20 September 2022

After the blazing heat of our first two weeks here when everyone sensible (not us) was at the beach doing nothing and we were hauling large bags of groceries and household items up the side of a mountain, the weather has turned a bit cooler. I saw a red deer run fleetingly past our window last week.

The olives are ripening on the trees on the south side of the house. We have picked about a gallon of them and, having watched three YouTube videos on the subject, have begun brining them for mid-winter consumption.


Our trusted gardener, Mimmo, who works the olive harvest and makes olive oil when he is not gardening at our house, has encouraged us in this endeavor and tells us that these olives will be not only delicious but also organic, never having been sprayed by any chemicals. (He should know seeing as how he would have been the one to spray them.)

This was a relief to hear, seeing as how we were going to do it anyway. (Mimmo is a very kind man and has given us a bottle of his own homemade oil.)

Having had our fill of the terrors of the descent to town by way of both the path (snakes) and the bus (bus drivers), we have broken down and rented a car for the next several months.


It took Jonathan two full days of emailing and phone calls to manage this and, at one point, I despaired.

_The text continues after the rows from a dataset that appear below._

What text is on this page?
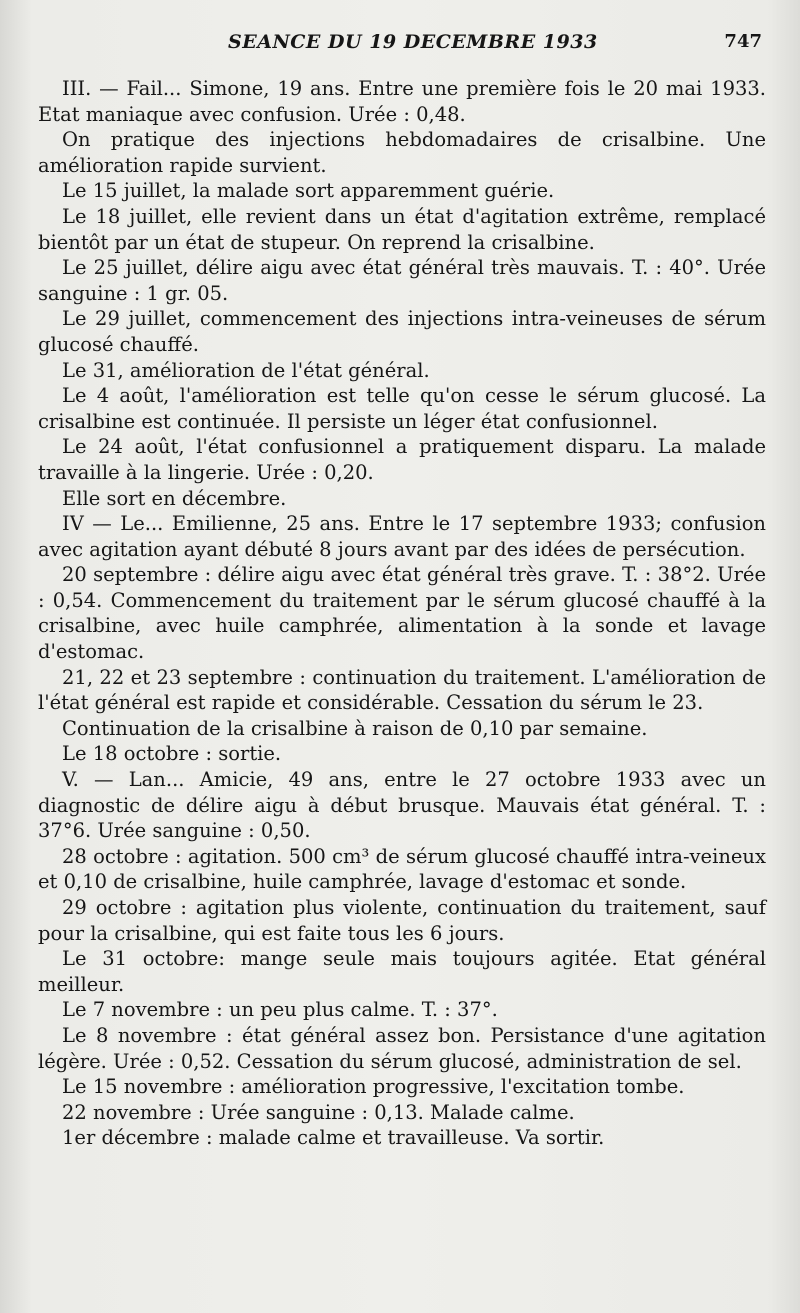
SEANCE DU 19 DECEMBRE 1933	747

III. — Fail... Simone, 19 ans. Entre une première fois le 20 mai 1933. Etat maniaque avec confusion. Urée : 0,48.

On pratique des injections hebdomadaires de crisalbine. Une amélioration rapide survient.

Le 15 juillet, la malade sort apparemment guérie.

Le 18 juillet, elle revient dans un état d'agitation extrême, remplacé bientôt par un état de stupeur. On reprend la crisalbine.

Le 25 juillet, délire aigu avec état général très mauvais. T. : 40°. Urée sanguine : 1 gr. 05.

Le 29 juillet, commencement des injections intra-veineuses de sérum glucosé chauffé.

Le 31, amélioration de l'état général.

Le 4 août, l'amélioration est telle qu'on cesse le sérum glucosé. La crisalbine est continuée. Il persiste un léger état confusionnel.

Le 24 août, l'état confusionnel a pratiquement disparu. La malade travaille à la lingerie. Urée : 0,20.

Elle sort en décembre.

IV — Le... Emilienne, 25 ans. Entre le 17 septembre 1933; confusion avec agitation ayant débuté 8 jours avant par des idées de persécution.

20 septembre : délire aigu avec état général très grave. T. : 38°2. Urée : 0,54. Commencement du traitement par le sérum glucosé chauffé à la crisalbine, avec huile camphrée, alimentation à la sonde et lavage d'estomac.

21, 22 et 23 septembre : continuation du traitement. L'amélioration de l'état général est rapide et considérable. Cessation du sérum le 23.

Continuation de la crisalbine à raison de 0,10 par semaine.

Le 18 octobre : sortie.

V. — Lan... Amicie, 49 ans, entre le 27 octobre 1933 avec un diagnostic de délire aigu à début brusque. Mauvais état général. T. : 37°6. Urée sanguine : 0,50.

28 octobre : agitation. 500 cm³ de sérum glucosé chauffé intra-veineux et 0,10 de crisalbine, huile camphrée, lavage d'estomac et sonde.

29 octobre : agitation plus violente, continuation du traitement, sauf pour la crisalbine, qui est faite tous les 6 jours.

Le 31 octobre: mange seule mais toujours agitée. Etat général meilleur.

Le 7 novembre : un peu plus calme. T. : 37°.

Le 8 novembre : état général assez bon. Persistance d'une agitation légère. Urée : 0,52. Cessation du sérum glucosé, administration de sel.

Le 15 novembre : amélioration progressive, l'excitation tombe.

22 novembre : Urée sanguine : 0,13. Malade calme.

1er décembre : malade calme et travailleuse. Va sortir.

But my hero came through for us. 

The soonest we can get it is next month and the closest place to get it is Milan. Fortunately, I can keep myself busy in the meantime brining olives and trying no to die in the bus.

In an effort to make friends, we have begun to frequent the only business establishment operating in the entire village of Capriglia. Luckily it is a bar/restaurant. (Suppose it had been, say, an abattoir? Imagine the things I would have learned!)

We have made exactly one contact there -- shockingly enough, it is with the barista, Nico. Sometimes, we can hear the sounds of jovial conviviality wafting up to our house from there. Last Saturday afternoon, it was so raucous, we thought it must be a very important football match, that being the only thing we could imagine as the cause of such an uproar. We could hear both cheering and singing. We walked down and the terrace was overflowing with men and empty glasses, but we felt too shy to go in.


But Nico tells us that, in fact, one of the regulars had come back from a trip to another village with quite a lot of really excellent grappa as well as a very large prosciutto and shared them both all around. "They were all so drunk!" he said happily, waving his hand in front of his face. "Everyone here knows everyone else." Not us. Not yet.

But most evenings it is more serene and we stop by for a glass of wine (served with potato chips) before we saunter through the village and then back home for dinner. The view of the sea is very beautiful from the low stone wall at the edge of the village and two nights ago the air was so clear that we could see Corsica and possibly, very faintly in the distance, the coast of France.